A Mexican immigrant who developed an improbable acting career while living illegally in the Atlanta area has been granted a one-year reprieve from deportation.
Tony Guerrero, 40, of Dunwoody said the government recently informed him he had been given a form of relief called “stay of removal” and that he may apply for it again in a year.
In a twist of art imitating life, Guerrero starred in a low-budget film about a naive illegal immigrant from Mexico who achieves his American dream of landing a top corporate job. “Undocumented Executive” was shot in the Atlanta area and premiered last year.
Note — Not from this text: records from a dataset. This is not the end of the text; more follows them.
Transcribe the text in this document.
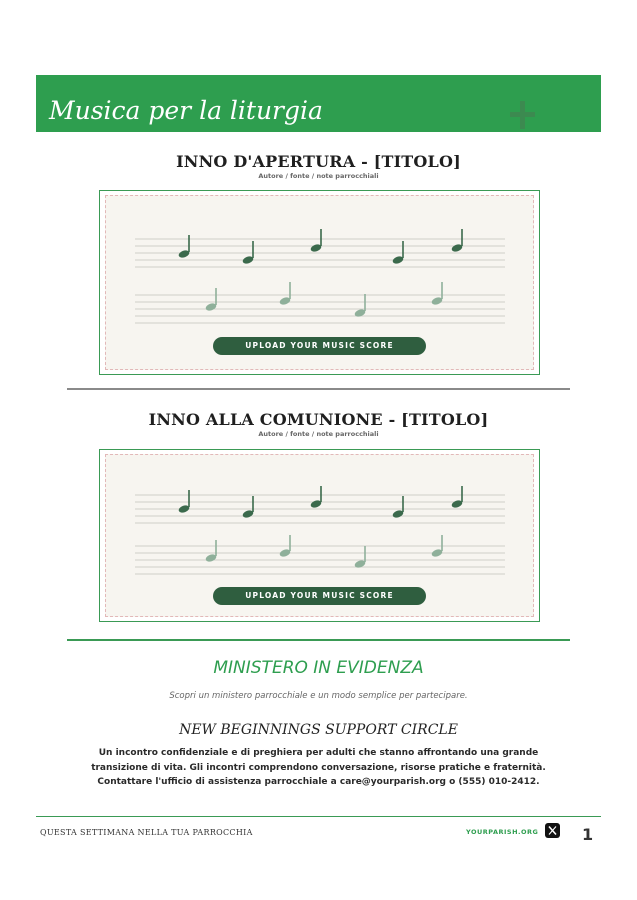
Musica per la liturgia
INNO D'APERTURA - [TITOLO]
Autore / fonte / note parrocchiali
UPLOAD YOUR MUSIC SCORE
INNO ALLA COMUNIONE - [TITOLO]
Autore / fonte / note parrocchiali
UPLOAD YOUR MUSIC SCORE
MINISTERO IN EVIDENZA
Scopri un ministero parrocchiale e un modo semplice per partecipare.
NEW BEGINNINGS SUPPORT CIRCLE
Un incontro confidenziale e di preghiera per adulti che stanno affrontando una grande transizione di vita. Gli incontri comprendono conversazione, risorse pratiche e fraternità. Contattare l'ufficio di assistenza parrocchiale a care@yourparish.org o (555) 010-2412.
QUESTA SETTIMANA NELLA TUA PARROCCHIA	YOURPARISH.ORG	1
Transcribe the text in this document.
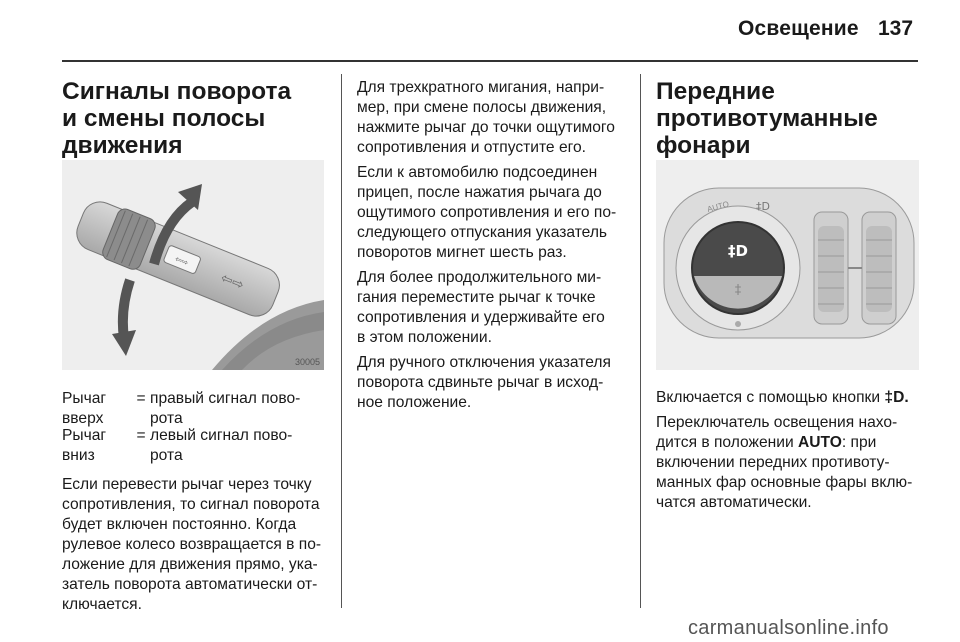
Освещение 137
Сигналы поворота
и смены полосы
движения
⇦⇨
⇦⇨
30005
Рычаг
вверх
= правый сигнал пово-
рота
Рычаг
вниз
= левый сигнал пово-
рота
Если перевести рычаг через точку
сопротивления, то сигнал поворота
будет включен постоянно. Когда
рулевое колесо возвращается в по-
ложение для движения прямо, ука-
затель поворота автоматически от-
ключается.

Для трехкратного мигания, напри-
мер, при смене полосы движения,
нажмите рычаг до точки ощутимого
сопротивления и отпустите его.

Если к автомобилю подсоединен
прицеп, после нажатия рычага до
ощутимого сопротивления и его по-
следующего отпускания указатель
поворотов мигнет шесть раз.

Для более продолжительного ми-
гания переместите рычаг к точке
сопротивления и удерживайте его
в этом положении.

Для ручного отключения указателя
поворота сдвиньте рычаг в исход-
ное положение.

Передние
противотуманные
фонари
‡D
‡
AUTO ‡D

Включается с помощью кнопки ‡D.

Переключатель освещения нахо-
дится в положении AUTO: при
включении передних противоту-
манных фар основные фары вклю-
чатся автоматически.

carmanualsonline.info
Guerrero said he has also landed small roles in the forthcoming comedies “Anchorman 2: The Legend Continues” and “Dumb and Dumber To.”
“I’m so relieved,” Guerrero said. “Right now, I feel like I can breathe for the very first time.”
Guerrero overstayed a visa after he entered the U.S. from Mexico in the 1990s. In 1999, police arrested him on a charge of driving without a license in DeKalb County. He agreed to voluntarily leave the country and returned to Mexico. But he illegally re-entered the United States a month later to be with his first wife and son.
Guerrero got divorced and then remarried. And in 2011, he applied for legal status in Atlanta, citing his marriage to a U.S. citizen. Authorities arrested him on the spot because he had re-entered the country illegally.
In September of last year, he agreed in immigration court to voluntarily leave the country in lieu of being deported. But then he continued to fight in court so that he could stay in the U.S. Among other things, he and his attorney cited his strong connections to the community and his marriage to a U.S. citizen.
U.S. Immigration and Customs Enforcement initially said he didn’t qualify for such relief because he pleaded guilty to simple battery in 1999 in a case involving his first wife. A Gwinnett County State Court judge reduced that charge to disorderly conduct last year.
An ICE spokesman said last week that his agency exercised “prosecutorial discretion” in granting Guerrero relief.
“ICE exercises prosecutorial discretion on a case-by-case basis, considering the totality of an individual’s case,” ICE spokesman Vincent Picard said, “including but not limited to criminal history, immigration history, family and community ties, humanitarian issues and whether he or she is likely to receive temporary or permanent status or other relief from removal.”
Critics say the Obama administration’s use of prosecutorial discretion amounts to an illegal end run around Congress, which is now deeply divided over legislation to overhaul the immigration system.
“This case is just one example of countless deportations that are being stalled by Obama’s political appointees,” Phil Kent, a member of Georgia’s Immigration Enforcement Review Board, said of the reprieve granted to Guerrero.